Sernova, FDA clarify details of diabetes drug trials
WASHINGTON Sernova has concluded a pre-investigational new drug application meeting with the Food and Drug Administration, establishing clinical trial requirements for its diabetes treatment Sertolin.
The meeting clarified details of the development path for the company’s xenotransplantation approach to treating diabetes, which involves cotransplantation of insulin-producing pig islet cells and Sertoli cells using a small subcutaneous medical device. Sertoli cells act as an anti-rejection agent, eliminating the need for anti-rejection drugs, which are immunosuppressants.
The next stage for Sertolin will be a pivotal large-animal trial, leading to a Phase I/II human trial, the company said.
Sernova plans to begin the large-animal trial in approximately six months, according to chief executive officer Justin Leushner. It is expected to take 18 months to complete and will assess the long-term safety and efficacy of Sertolin.
Sanofi-Aventis, Debiopharm sue W.C. Heraeus over Eloxatin patent
BRIDGEWATER, N.J. Sanofi-Aventis and Debiopharm have filed a lawsuit in the U.S. District Court for the District of New Jersey against W.C. Heraeus, in which they accuse the company of helping generic drug makers infringe a patent on their active ingredient for the colorectal cancer drug Eloxatin.
In the suit, the plaintiffs claim that Heraeus manufactured the active pharmaceutical ingredient in Eloxatin for Mayne Pharma, Sandoz and Ebewe Pharma.

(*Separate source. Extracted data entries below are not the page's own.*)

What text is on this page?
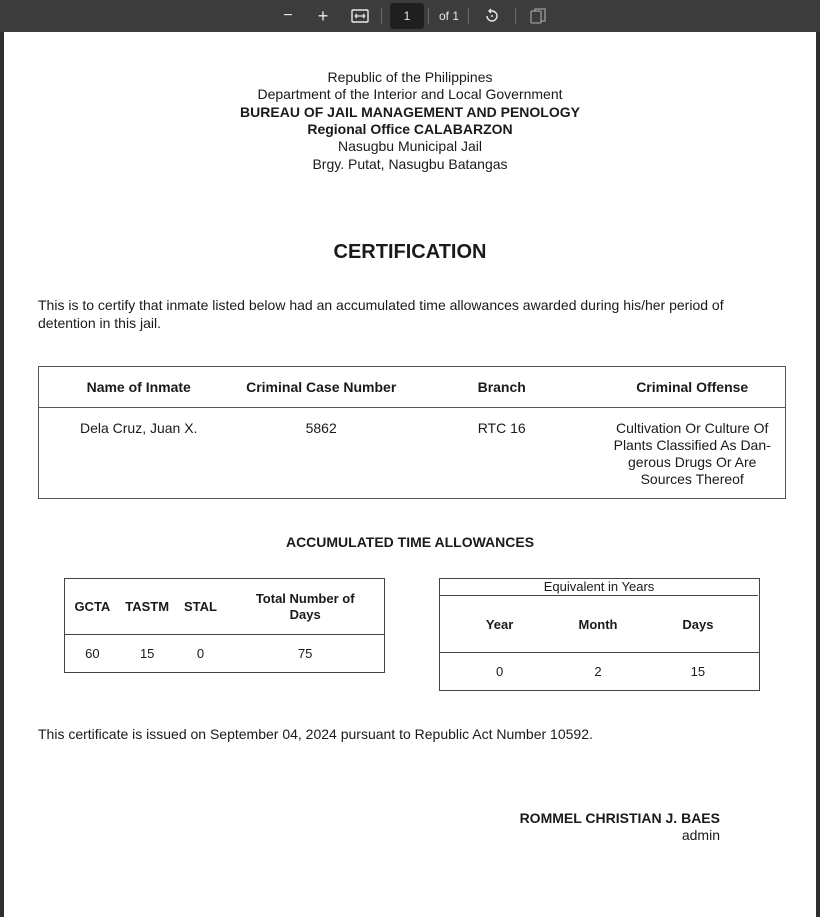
−	+	1	of 1
Republic of the Philippines
Department of the Interior and Local Government
BUREAU OF JAIL MANAGEMENT AND PENOLOGY
Regional Office CALABARZON
Nasugbu Municipal Jail
Brgy. Putat, Nasugbu Batangas
CERTIFICATION
This is to certify that inmate listed below had an accumulated time allowances awarded during his/her period of
detention in this jail.
Name of Inmate	Criminal Case Number	Branch	Criminal Offense
Dela Cruz, Juan X.	5862	RTC 16	Cultivation Or Culture Of
Plants Classified As Dan-
gerous Drugs Or Are
Sources Thereof
ACCUMULATED TIME ALLOWANCES
GCTA	TASTM	STAL	Total Number of
Days

60	15	0	75
Year	Month	Days
0	2	15
Equivalent in Years
This certificate is issued on September 04, 2024 pursuant to Republic Act Number 10592.
ROMMEL CHRISTIAN J. BAES
admin
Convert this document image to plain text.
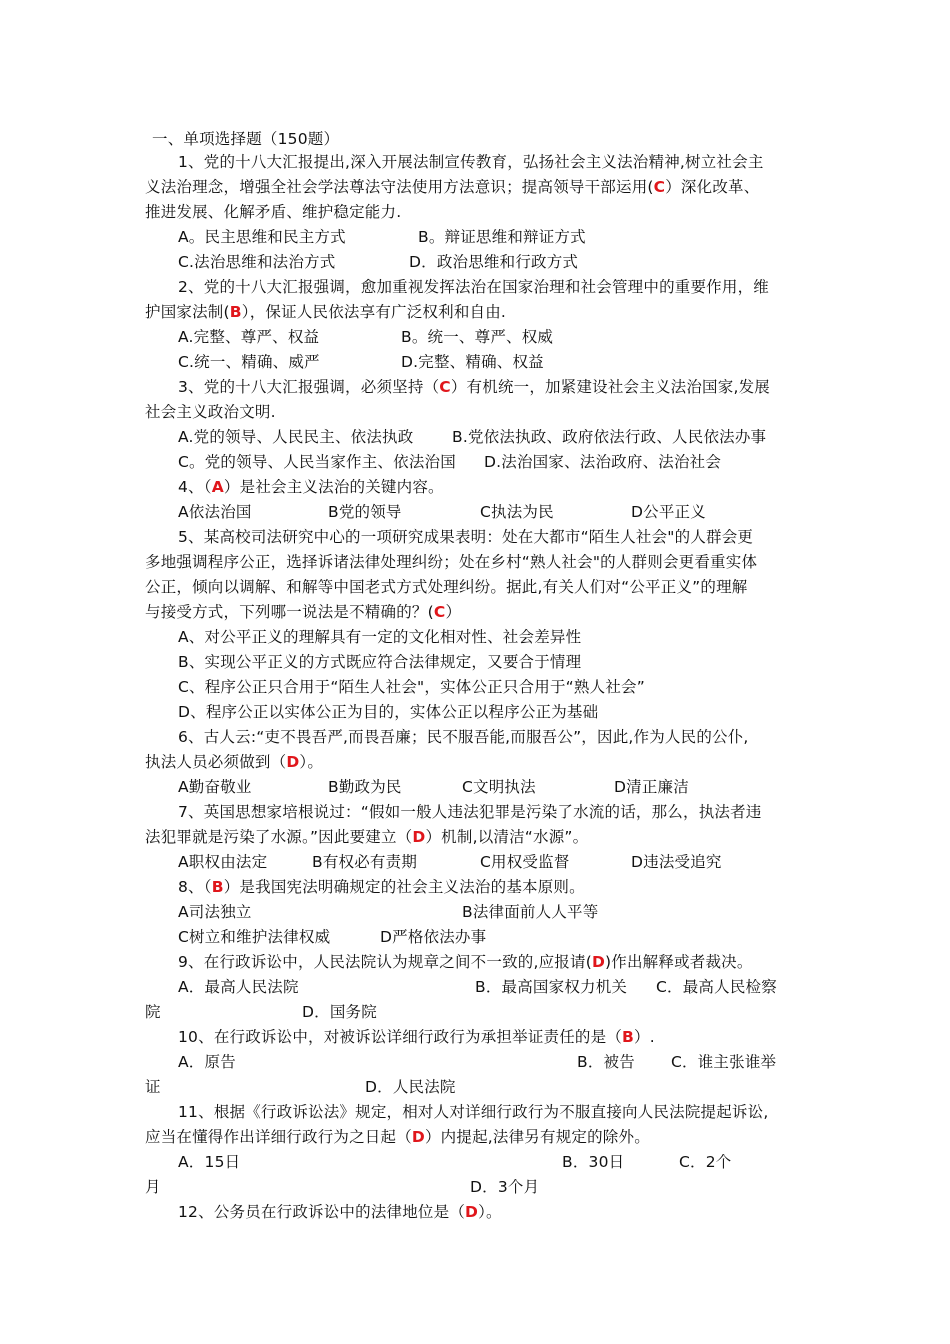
一、单项选择题（150题）
1、党的十八大汇报提出,深入开展法制宣传教育，弘扬社会主义法治精神,树立社会主
义法治理念，增强全社会学法尊法守法使用方法意识；提高领导干部运用(C）深化改革、
推进发展、化解矛盾、维护稳定能力.
A。民主思维和民主方式	B。辩证思维和辩证方式
C.法治思维和法治方式	D．政治思维和行政方式
2、党的十八大汇报强调，愈加重视发挥法治在国家治理和社会管理中的重要作用，维
护国家法制(B），保证人民依法享有广泛权利和自由.
A.完整、尊严、权益	B。统一、尊严、权威
C.统一、精确、威严	D.完整、精确、权益
3、党的十八大汇报强调，必须坚持（C）有机统一，加紧建设社会主义法治国家,发展
社会主义政治文明.
A.党的领导、人民民主、依法执政 B.党依法执政、政府依法行政、人民依法办事
C。党的领导、人民当家作主、依法治国 D.法治国家、法治政府、法治社会
4、（A）是社会主义法治的关键内容。
A依法治国	B党的领导	C执法为民	D公平正义
5、某高校司法研究中心的一项研究成果表明：处在大都市“陌生人社会"的人群会更
多地强调程序公正，选择诉诸法律处理纠纷；处在乡村“熟人社会"的人群则会更看重实体
公正，倾向以调解、和解等中国老式方式处理纠纷。据此,有关人们对“公平正义”的理解
与接受方式，下列哪一说法是不精确的？(C）
A、对公平正义的理解具有一定的文化相对性、社会差异性
B、实现公平正义的方式既应符合法律规定，又要合于情理
C、程序公正只合用于“陌生人社会"，实体公正只合用于“熟人社会”
D、程序公正以实体公正为目的，实体公正以程序公正为基础
6、古人云:“吏不畏吾严,而畏吾廉；民不服吾能,而服吾公”，因此,作为人民的公仆,
执法人员必须做到（D）。
A勤奋敬业	B勤政为民	C文明执法	D清正廉洁
7、英国思想家培根说过：“假如一般人违法犯罪是污染了水流的话，那么，执法者违
法犯罪就是污染了水源。”因此要建立（D）机制,以清洁“水源”。
A职权由法定	B有权必有责期	C用权受监督	D违法受追究
8、（B）是我国宪法明确规定的社会主义法治的基本原则。
A司法独立	B法律面前人人平等
C树立和维护法律权威	D严格依法办事
9、在行政诉讼中，人民法院认为规章之间不一致的,应报请(D)作出解释或者裁决。
A．最高人民法院	B．最高国家权力机关 C．最高人民检察
院	D．国务院
10、在行政诉讼中，对被诉讼详细行政行为承担举证责任的是（B）.
A．原告	B．被告 C．谁主张谁举
证	D．人民法院
11、根据《行政诉讼法》规定，相对人对详细行政行为不服直接向人民法院提起诉讼,
应当在懂得作出详细行政行为之日起（D）内提起,法律另有规定的除外。
A．15日	B．30日	C．2个
月	D．3个月
12、公务员在行政诉讼中的法律地位是（D）。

The three companies independently submitted applications to sell generic versions of the drug before the 2013 expiration of the ‘874 patent.
Sanofi and Debiopharm have asked the court to issue a permanent injunction restraining Heraeus and its officers from selling and importing generic oxaliplatin products claimed in the patent into the U.S.

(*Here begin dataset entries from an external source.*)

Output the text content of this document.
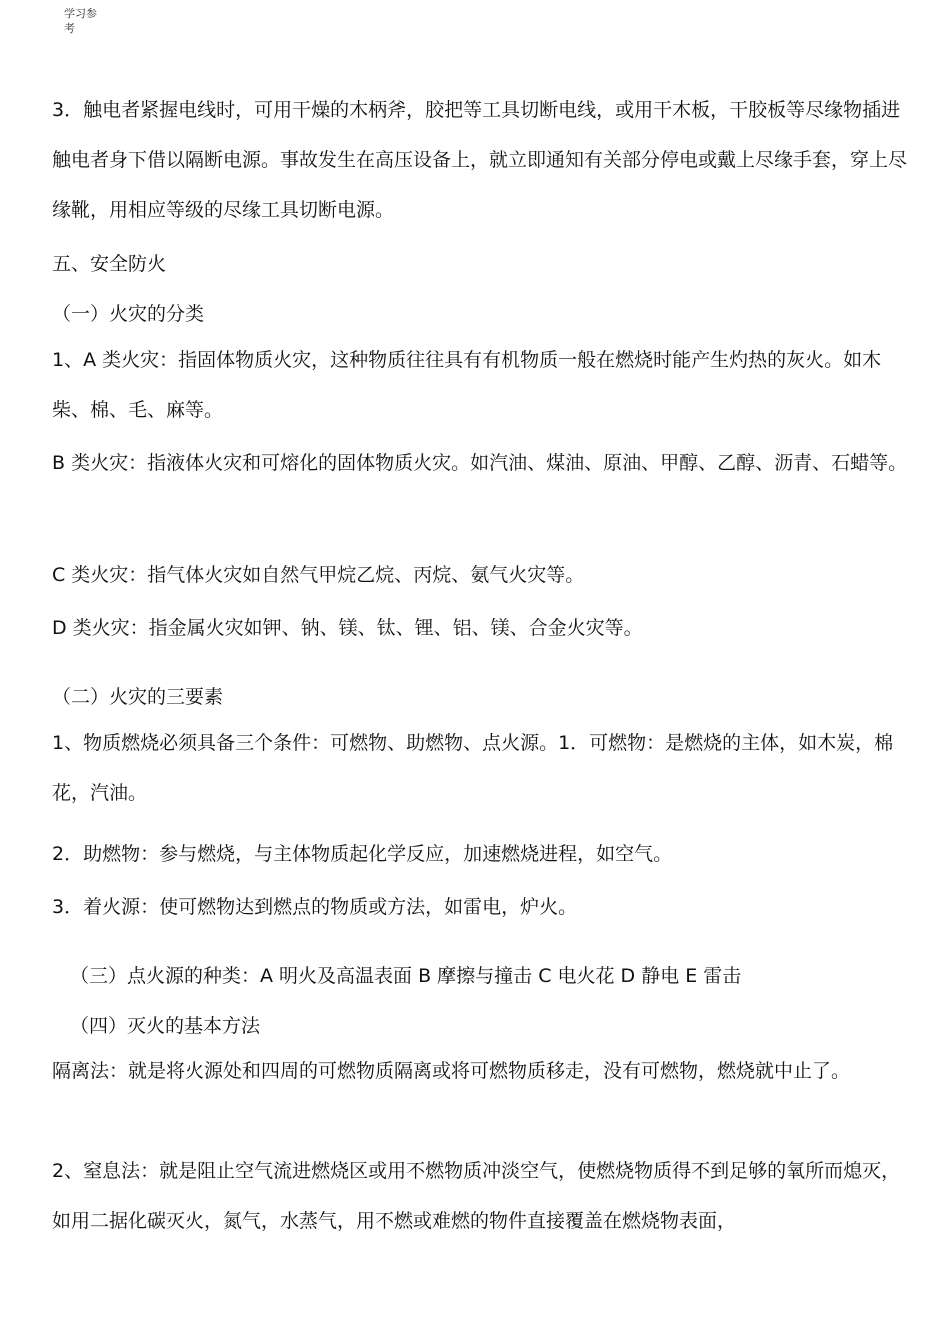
学习参
考
3．触电者紧握电线时，可用干燥的木柄斧，胶把等工具切断电线，或用干木板，干胶板等尽缘物插进触电者身下借以隔断电源。事故发生在高压设备上，就立即通知有关部分停电或戴上尽缘手套，穿上尽缘靴，用相应等级的尽缘工具切断电源。
五、安全防火
（一）火灾的分类
1、A 类火灾：指固体物质火灾，这种物质往往具有有机物质一般在燃烧时能产生灼热的灰火。如木柴、棉、毛、麻等。
B 类火灾：指液体火灾和可熔化的固体物质火灾。如汽油、煤油、原油、甲醇、乙醇、沥青、石蜡等。
C 类火灾：指气体火灾如自然气甲烷乙烷、丙烷、氨气火灾等。
D 类火灾：指金属火灾如钾、钠、镁、钛、锂、铝、镁、合金火灾等。
（二）火灾的三要素
1、物质燃烧必须具备三个条件：可燃物、助燃物、点火源。1．可燃物：是燃烧的主体，如木炭，棉花，汽油。
2．助燃物：参与燃烧，与主体物质起化学反应，加速燃烧进程，如空气。
3．着火源：使可燃物达到燃点的物质或方法，如雷电，炉火。
（三）点火源的种类：A 明火及高温表面 B 摩擦与撞击 C 电火花 D 静电 E 雷击
（四）灭火的基本方法
隔离法：就是将火源处和四周的可燃物质隔离或将可燃物质移走，没有可燃物，燃烧就中止了。
2、窒息法：就是阻止空气流进燃烧区或用不燃物质冲淡空气，使燃烧物质得不到足够的氧所而熄灭，如用二据化碳灭火，氮气，水蒸气，用不燃或难燃的物件直接覆盖在燃烧物表面，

Currently, there are no FDA-approved generic versions of the drug, which had worldwide sales of $2.35 billion in 2007, according to Sanofi.
FutureScripts launches new Web site
PHILADELPHIA FutureScripts, a pharmacy benefit manager in Philadelphia, has unveiled a new website, www.futurescripts.com. The website is a tool for plan participants, health care professionals and benefit managers to help find key information about the drugs on FutureScripts’ formulary, how safe prescribing procedures work and much more.

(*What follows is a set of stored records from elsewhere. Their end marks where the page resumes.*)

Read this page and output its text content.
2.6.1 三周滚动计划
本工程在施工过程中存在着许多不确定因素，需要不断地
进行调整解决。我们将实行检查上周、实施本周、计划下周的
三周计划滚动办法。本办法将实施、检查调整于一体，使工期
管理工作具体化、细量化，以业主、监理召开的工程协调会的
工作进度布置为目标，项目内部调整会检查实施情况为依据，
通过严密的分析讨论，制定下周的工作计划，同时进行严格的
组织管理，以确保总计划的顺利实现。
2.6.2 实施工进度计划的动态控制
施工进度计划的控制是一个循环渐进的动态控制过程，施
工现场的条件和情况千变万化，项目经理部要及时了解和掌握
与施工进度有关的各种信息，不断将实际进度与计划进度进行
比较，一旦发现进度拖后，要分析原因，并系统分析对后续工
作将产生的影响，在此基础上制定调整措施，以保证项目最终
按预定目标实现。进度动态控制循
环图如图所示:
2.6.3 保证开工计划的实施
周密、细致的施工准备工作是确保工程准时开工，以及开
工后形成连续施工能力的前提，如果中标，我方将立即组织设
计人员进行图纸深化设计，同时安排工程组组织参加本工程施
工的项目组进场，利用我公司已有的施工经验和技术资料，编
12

“The new website allows our customers to find vital information about their medications—whether a drug is available as a generic and what that drug costs compared to similar medications,” said Paul Urick, senior vice president of FutureScripts. “Our website also provides health care professionals and plan participants the latest updates on the drugs on our formulary.”
Through the site, plan participants can find a participating pharmacy within the FutureScripts’ national network of more than 60,000 retail and specialty locations by ZIP code search or by entering a pharmacy name benefit managers can read about the latest pharmacy trends through the online FutureScripts InSight newsletter. The frequently asked questions section features the most common inquiries received by FutureScripts, ranging from ‘What is a 96-hour temporary supply?’ to ‘How do I request an exception to an age, gender, or quantity limit?’
“Overall, our new site was designed to service the needs of our customers and was developed in response to their suggestions,” said Urick. “We expect to further enhance and customize our website to fit the evolving needs of plan participants, employers, health care providers, and pharmacists.”